Scope and Content Note

Admiral Arleigh Burke met Roberta Gorsuch, the future Mrs. Burke, at a dance at the U.S. Naval Academy in December 1920 during his second year at the Academy. The correspondence in this collection begins after this initial meeting and continues through their courtship and marriage in June 1923. After a gap of two months, the letters resume in September with Ensign Burke's assignment to USS Arizona and continue through March 1926. There is irregular correspondence during 1934, when Burke was a Lieutenant assign4d to Argonne and 1938 when he was executive officer of Craven. Regular correspondence resumes in 1943 when Commander Burke is assigned to duty in the Pacific and continues throughout his two-year tour as Commander of Destroyer Division 43, 44, 12, and 23, and as Chief of Staff assigned to First Carrier Task Force, Pacific. Corresondence from after World War II is fragmentary. There are scattered letters written during his tour of duty as Chief of Staff to the Commander, Eighth Fleet; as Chief of Staff to Commander, U.S. Atlantic Fleet; as commanding officer of USS Huntington; as Assistant to the Deputy Chief of Naval Operations; as Chief of Staff to Commander Naval Forces, Far East; as Commander, Cruiser Division 5; and as a delegate to the Military Armistice Commission in Korea.

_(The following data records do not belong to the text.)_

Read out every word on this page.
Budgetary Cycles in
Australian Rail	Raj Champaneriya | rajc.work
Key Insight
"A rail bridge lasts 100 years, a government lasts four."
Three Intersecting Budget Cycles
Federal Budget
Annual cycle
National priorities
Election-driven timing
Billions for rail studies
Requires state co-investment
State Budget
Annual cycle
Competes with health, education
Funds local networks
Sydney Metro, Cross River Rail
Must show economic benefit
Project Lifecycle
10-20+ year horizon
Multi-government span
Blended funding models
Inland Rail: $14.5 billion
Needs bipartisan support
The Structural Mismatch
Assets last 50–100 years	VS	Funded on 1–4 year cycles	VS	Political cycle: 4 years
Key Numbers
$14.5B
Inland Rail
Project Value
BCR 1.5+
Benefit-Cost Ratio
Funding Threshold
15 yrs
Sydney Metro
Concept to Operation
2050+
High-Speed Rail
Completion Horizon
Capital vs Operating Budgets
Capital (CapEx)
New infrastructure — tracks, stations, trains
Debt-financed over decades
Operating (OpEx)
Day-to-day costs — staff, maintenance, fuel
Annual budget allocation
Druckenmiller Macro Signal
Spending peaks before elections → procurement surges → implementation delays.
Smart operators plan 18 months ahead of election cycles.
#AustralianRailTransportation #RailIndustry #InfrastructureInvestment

At the end of the collection is a group of folders containing miscellaneous family correspondence. These include letters from Mrs. Burke to her family and Admiral Burke during the 1920s, letters to Mrs. Burke from friends, a commission of one of Mrs. Burke's ancestors signed by Abraham Lincoln, and a letter from Admiral Burke's mother to him in response to his announcement of his engagement.

The content of Admiral Burke's correspondence deals with both personal and professional matters and provides an intimate view of his early career. The letters from his Naval Academy years deal with events and life at the academy and include narratives of his summer midshipman's curises on Michigan and North Dakota. He wrote frequently about his thoughts concerning his future in the Navy and about the various rumors circulating at the Academy concerning the number of men in his class to receive commissions and the pay rates for Ensigns. The correspondence from his first assignment in 1923 and 1924 relates his struggle to balance his love of the Navy with his separation from Roberta due to sea duty.

The early World War II letters contain little information concerning the actions he participated in due to the censor restrictions. The letters deal primarily with his everyday routines, friends he has seen, and his reactions to news from home written to him by Mrs. Burke. By 1945, however, the censorship had loosened and he wrote more detailed letters concerning his impressions of combat and of the Japanese.

The post-war letters go into some details of his work and day-to-day activities, with occasional comments on military and civilian personalities he met at various parties and official functions. He frequently described and commented on the current military situation in Korea and on his frustrations over the negotitations with the North Koreans.


Preferred Citation

This collection should be cited as Papers of Arleigh and Roberta Gorsuch Burke, Archives Branch, Naval History and Heritage Command, Washington, D.C.